If I include $z_1$ in the model, like this:
$$
> y = \beta_0 + \beta_1 x + \beta_2 z_1 + e,
> $$
Does that mean that $\beta_1$ is predominantly capturing the effect of $z_2$?
Yes. This can be seen using the Frish-Waugh-Lovell theorem:
If you regress:
$$
y = \beta_0 + \beta_1 x + \beta_2 z_1 + e,
$$
then $\beta_1$ will be the same as the corresponding coefficient of a modified regression:
$$
\hat y = \gamma_0 + \beta_1 \hat x + \hat e \tag{1}
$$
where $\hat x$ is the residual from regressing $x$ on $z_1$ and the same for $\hat y$. Now if we regress $x$ on $z_1$ then the residual is equal to:
$$
M_{z_1} x,
$$
where $M_{z_1} = 1 - z_1(z_1'z_1)^{-1}z_1'$ is the annihilator matrix. If $x = z_1 + z_2$ then:
$$
M_{z_1} x = (1 - z_1(z_1'z_1)z_1')(z_1 + z_2) = M_{z_1}z_2
$$
As such, substituting in $(1$), we have:
$$
\hat y = \gamma_0 + \beta_1 \hat z_2 + \hat e,
$$
where $\hat z_2$ is now the residual from regressing $z_2$ on $z_1$. Using the Frish-Waugh-Lovell theorem, in the reverse direction, this gives that $\beta_1$ is also equal to the coefficient in the following regression:
$$
y = \delta_0 + \beta_1 z_2 + \delta_2 z_1 + \varepsilon.
$$
In other words, $\beta_1$ will also be equal to the coefficient for $z_2$ for a regression of $y$ on both $z_2$ and $z_1$. Notice, however, that in general $\beta_2 \ne \delta_2$ (so the coefficients for $z_1$ will not be equal in the two regressions).
Another way to see this is by immediately substituting $x = z_1 + z_2$ into the regression $(1)$ then:
$$
\begin{align*}
y &= \beta_0 + \beta_1(z_1 + z_2) + \beta_2 z_1 + e,\\
&= \beta_0 + \beta_1 z_2 + (\beta_1 + \beta_2) z_1 + e.
\end{align*}
$$
So the coefficient on $z_2$ in the new regression is identical to the coefficient on $x$ in the original one $(\beta_1)$ , while the coefficient on $z_1$ in the new regression is the sum of the coefficients on $x$ and $z_1$ in the original regression $(\beta_1 + \beta_2)$.

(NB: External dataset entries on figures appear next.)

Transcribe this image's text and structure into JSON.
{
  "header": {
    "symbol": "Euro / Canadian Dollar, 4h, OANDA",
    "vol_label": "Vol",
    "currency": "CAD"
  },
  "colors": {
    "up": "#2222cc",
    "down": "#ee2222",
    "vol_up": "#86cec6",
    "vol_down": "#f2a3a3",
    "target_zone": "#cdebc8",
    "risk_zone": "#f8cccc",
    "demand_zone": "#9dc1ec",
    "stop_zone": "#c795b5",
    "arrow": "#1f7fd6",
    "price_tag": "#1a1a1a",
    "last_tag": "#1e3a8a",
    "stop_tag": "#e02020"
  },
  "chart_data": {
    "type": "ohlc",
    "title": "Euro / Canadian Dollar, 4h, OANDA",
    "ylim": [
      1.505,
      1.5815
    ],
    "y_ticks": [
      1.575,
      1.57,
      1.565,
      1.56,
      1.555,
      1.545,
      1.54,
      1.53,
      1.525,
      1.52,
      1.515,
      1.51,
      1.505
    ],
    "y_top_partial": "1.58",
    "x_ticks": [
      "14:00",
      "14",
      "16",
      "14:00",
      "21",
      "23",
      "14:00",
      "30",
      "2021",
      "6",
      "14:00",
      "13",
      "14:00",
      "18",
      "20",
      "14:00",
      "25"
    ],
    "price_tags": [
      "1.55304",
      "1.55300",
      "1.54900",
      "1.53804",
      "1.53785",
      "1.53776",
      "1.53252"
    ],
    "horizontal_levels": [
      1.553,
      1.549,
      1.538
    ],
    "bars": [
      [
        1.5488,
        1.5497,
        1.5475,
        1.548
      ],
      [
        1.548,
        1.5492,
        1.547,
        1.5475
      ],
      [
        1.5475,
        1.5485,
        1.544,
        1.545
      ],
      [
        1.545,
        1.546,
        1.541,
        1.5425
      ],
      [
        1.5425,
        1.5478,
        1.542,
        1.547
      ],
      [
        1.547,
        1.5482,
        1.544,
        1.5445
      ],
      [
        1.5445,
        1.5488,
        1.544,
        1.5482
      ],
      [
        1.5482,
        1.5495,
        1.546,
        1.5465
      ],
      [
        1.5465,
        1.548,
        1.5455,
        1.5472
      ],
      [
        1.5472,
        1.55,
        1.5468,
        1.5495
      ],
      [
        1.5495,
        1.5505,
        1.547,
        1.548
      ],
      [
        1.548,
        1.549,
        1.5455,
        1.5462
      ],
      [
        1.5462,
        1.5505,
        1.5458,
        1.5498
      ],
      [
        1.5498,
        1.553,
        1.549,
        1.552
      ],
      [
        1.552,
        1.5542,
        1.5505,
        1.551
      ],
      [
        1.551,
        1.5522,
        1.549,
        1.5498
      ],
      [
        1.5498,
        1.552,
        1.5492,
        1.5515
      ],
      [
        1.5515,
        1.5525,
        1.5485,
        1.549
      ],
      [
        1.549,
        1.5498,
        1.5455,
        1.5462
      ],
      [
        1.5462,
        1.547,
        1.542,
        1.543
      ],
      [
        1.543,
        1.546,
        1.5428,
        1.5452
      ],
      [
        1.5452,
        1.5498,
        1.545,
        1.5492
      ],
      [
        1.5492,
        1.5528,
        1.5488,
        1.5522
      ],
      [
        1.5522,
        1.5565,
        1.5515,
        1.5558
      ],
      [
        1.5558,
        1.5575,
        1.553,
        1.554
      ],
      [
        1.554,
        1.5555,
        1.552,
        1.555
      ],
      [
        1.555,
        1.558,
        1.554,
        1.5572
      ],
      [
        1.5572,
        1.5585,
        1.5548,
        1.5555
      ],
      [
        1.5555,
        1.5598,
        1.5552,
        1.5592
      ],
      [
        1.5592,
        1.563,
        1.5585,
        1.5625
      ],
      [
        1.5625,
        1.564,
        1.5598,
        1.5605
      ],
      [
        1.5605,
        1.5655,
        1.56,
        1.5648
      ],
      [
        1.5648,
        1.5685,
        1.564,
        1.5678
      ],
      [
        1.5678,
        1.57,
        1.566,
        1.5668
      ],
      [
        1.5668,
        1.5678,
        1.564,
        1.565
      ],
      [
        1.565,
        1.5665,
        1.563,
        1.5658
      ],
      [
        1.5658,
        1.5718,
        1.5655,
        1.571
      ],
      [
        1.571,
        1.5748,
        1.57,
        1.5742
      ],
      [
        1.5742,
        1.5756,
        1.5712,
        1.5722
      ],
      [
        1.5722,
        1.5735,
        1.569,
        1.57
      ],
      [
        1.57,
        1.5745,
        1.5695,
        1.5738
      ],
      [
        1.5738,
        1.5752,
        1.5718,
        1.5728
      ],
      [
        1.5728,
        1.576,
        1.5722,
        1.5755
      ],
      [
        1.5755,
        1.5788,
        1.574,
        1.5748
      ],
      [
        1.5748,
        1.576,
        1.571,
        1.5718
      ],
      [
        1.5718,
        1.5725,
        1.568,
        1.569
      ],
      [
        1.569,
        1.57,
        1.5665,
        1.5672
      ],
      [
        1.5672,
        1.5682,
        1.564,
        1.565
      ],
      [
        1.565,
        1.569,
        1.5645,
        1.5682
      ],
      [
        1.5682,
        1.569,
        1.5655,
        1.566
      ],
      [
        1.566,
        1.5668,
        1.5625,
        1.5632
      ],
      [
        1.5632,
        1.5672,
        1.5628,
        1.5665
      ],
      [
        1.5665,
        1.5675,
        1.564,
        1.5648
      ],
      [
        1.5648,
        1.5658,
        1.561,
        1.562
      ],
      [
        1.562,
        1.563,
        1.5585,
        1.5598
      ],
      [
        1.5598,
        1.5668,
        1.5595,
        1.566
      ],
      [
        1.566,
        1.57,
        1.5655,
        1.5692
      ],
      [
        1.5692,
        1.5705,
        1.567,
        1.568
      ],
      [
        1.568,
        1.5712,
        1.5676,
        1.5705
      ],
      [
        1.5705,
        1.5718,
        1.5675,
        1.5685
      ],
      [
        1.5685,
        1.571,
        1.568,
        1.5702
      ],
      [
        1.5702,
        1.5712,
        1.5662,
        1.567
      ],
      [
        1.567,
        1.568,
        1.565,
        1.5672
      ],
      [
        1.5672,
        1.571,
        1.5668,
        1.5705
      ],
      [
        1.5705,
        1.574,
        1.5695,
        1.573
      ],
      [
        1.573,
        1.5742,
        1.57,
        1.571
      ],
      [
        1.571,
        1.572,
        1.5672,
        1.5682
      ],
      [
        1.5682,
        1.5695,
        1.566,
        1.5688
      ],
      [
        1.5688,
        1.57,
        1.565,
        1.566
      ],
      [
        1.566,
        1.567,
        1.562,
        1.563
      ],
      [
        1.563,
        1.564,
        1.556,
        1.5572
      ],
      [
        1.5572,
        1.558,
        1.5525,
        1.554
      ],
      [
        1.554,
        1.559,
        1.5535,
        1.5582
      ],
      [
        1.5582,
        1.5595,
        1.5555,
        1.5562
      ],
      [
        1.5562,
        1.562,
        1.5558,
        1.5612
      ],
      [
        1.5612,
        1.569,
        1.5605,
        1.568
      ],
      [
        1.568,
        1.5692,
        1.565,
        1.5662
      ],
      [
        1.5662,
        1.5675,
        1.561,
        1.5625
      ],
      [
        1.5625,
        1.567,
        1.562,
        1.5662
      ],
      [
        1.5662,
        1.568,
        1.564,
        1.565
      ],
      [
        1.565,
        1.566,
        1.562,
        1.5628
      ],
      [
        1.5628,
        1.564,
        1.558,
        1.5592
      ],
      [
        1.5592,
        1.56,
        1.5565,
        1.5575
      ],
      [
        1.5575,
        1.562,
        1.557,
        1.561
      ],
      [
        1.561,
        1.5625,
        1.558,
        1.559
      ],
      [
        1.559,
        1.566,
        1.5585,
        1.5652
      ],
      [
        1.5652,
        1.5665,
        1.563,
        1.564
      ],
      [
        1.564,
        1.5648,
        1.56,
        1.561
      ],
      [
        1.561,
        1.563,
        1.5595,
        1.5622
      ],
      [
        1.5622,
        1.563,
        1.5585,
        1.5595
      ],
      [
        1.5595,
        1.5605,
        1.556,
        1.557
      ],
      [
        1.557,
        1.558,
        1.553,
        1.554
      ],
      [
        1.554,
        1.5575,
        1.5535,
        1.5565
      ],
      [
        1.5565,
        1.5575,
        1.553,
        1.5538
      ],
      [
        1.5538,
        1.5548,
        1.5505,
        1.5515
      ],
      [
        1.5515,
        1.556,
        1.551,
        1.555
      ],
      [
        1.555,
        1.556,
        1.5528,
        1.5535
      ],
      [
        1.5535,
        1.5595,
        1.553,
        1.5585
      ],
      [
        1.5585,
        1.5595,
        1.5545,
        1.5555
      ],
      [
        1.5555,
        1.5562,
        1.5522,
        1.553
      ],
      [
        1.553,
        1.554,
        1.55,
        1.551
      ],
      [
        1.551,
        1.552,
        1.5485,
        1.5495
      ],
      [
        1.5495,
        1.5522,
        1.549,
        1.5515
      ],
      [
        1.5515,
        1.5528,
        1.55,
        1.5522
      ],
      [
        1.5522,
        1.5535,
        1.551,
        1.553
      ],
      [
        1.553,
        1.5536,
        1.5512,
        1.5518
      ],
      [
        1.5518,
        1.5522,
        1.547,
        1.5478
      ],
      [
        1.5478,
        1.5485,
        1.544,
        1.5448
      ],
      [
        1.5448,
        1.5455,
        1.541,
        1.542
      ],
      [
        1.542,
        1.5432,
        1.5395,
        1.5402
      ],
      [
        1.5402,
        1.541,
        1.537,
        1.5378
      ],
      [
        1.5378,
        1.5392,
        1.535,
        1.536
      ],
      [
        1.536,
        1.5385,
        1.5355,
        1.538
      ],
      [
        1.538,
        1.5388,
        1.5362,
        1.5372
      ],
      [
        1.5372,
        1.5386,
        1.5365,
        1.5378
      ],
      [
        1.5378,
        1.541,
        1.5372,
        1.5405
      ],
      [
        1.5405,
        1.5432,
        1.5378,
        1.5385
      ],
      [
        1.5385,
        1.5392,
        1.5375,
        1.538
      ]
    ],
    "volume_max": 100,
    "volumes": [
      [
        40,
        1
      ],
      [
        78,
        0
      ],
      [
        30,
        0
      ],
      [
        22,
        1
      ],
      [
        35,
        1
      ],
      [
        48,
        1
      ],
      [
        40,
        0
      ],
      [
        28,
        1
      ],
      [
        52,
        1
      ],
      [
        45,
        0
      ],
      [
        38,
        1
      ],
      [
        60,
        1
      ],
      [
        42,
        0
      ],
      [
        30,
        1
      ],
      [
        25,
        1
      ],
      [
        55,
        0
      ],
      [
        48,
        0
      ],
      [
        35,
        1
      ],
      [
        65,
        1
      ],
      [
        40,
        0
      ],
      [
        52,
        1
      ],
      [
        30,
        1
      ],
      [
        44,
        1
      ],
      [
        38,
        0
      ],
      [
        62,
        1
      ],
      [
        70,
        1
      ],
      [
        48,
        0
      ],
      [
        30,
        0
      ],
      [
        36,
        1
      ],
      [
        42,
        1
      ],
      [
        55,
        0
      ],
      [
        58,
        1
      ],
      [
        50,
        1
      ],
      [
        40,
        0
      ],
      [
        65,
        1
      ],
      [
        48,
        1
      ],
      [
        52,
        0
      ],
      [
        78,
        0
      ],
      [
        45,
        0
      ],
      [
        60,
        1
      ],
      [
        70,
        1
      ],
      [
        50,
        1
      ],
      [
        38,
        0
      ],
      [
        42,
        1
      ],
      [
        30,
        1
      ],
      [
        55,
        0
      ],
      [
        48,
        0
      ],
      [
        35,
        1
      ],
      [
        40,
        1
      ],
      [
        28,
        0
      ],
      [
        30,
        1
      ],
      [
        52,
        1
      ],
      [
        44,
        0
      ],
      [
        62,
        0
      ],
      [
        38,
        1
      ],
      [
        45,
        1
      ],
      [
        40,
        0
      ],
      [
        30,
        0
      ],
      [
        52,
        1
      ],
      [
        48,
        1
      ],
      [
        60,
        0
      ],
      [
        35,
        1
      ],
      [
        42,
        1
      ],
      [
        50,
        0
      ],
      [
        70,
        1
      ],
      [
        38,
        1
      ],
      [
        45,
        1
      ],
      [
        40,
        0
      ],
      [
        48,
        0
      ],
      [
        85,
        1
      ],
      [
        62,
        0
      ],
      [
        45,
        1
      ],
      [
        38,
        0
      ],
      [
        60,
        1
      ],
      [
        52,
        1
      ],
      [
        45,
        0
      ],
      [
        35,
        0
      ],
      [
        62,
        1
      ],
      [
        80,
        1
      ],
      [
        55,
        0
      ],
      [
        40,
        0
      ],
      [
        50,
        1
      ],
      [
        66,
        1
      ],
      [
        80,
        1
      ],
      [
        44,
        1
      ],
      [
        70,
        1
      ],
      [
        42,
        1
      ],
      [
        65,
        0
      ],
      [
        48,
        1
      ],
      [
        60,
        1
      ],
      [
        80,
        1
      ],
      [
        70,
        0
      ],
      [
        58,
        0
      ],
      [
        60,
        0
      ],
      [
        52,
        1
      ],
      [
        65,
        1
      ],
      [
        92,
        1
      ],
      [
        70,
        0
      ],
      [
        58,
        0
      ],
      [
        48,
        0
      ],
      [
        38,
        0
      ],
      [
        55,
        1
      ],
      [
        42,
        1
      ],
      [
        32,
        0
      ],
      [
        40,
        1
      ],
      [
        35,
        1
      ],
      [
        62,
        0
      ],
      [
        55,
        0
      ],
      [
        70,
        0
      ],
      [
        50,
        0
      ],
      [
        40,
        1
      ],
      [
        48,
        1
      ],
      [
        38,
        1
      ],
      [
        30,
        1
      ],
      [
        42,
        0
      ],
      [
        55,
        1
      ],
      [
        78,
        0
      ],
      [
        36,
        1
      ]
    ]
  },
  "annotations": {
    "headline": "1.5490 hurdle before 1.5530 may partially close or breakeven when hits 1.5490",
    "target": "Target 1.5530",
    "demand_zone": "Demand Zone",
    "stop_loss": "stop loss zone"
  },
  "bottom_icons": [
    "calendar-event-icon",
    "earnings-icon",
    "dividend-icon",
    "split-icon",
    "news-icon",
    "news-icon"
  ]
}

And a follow up question is: if $z_1$ is correlated with the error term, will including it in the model bias the estimate of $\beta_1$?
The opposite is true. Including $z_1$ into the regression will make the estimate of $\beta_1$ unbiased. Consider the following data generating process:
$$
y = \beta_0 + \beta_1 x + e, \tag{2}
$$
and assume that $e$ is correlated with $z_1$. Then we can write:
$$
e = \gamma z_1 + \varepsilon.
$$
where $\varepsilon$ is now uncorrelated with $z_1$. (and where $\gamma = \mathbb{E}(e z_1)/\mathbb{E}((z_1)^2) \ne 0$. Assume for simplicity that $e$ is uncorrelated with $z_2$.
Then the estimate of $\beta_1$ will be biased as the orthogonality condition $\mathbb{E}(e x) = 0$ is not satisfied. Indeed:
$$
\begin{align*}
\mathbb{E}(ex) &= \mathbb{E}(e z_2) + \mathbb{E}(\gamma z_1 z_1) + \mathbb{E}(\varepsilon z_1),\\
&= \mathbb{E}(\gamma (z_1)^2) \ne 0
\end{align*}
$$
If we include $z_1$ into the regression. Then substituting $e = \gamma z_1 + \varepsilon$, into $(2)$ we can write:
$$
y = \beta_0 + \beta_1 x + \gamma z_1 + \varepsilon.
$$
And $\mathbb{E}(\varepsilon) = \mathbb{E}(\varepsilon x) = \mathbb{E}(\varepsilon z_1) = 0$. So by including $z_1$ into the regression, we can guarantee the residual $\varepsilon$ to be uncorrelated with all covariates. This means that $\beta_1$ is identified and its estimate will be unbiased.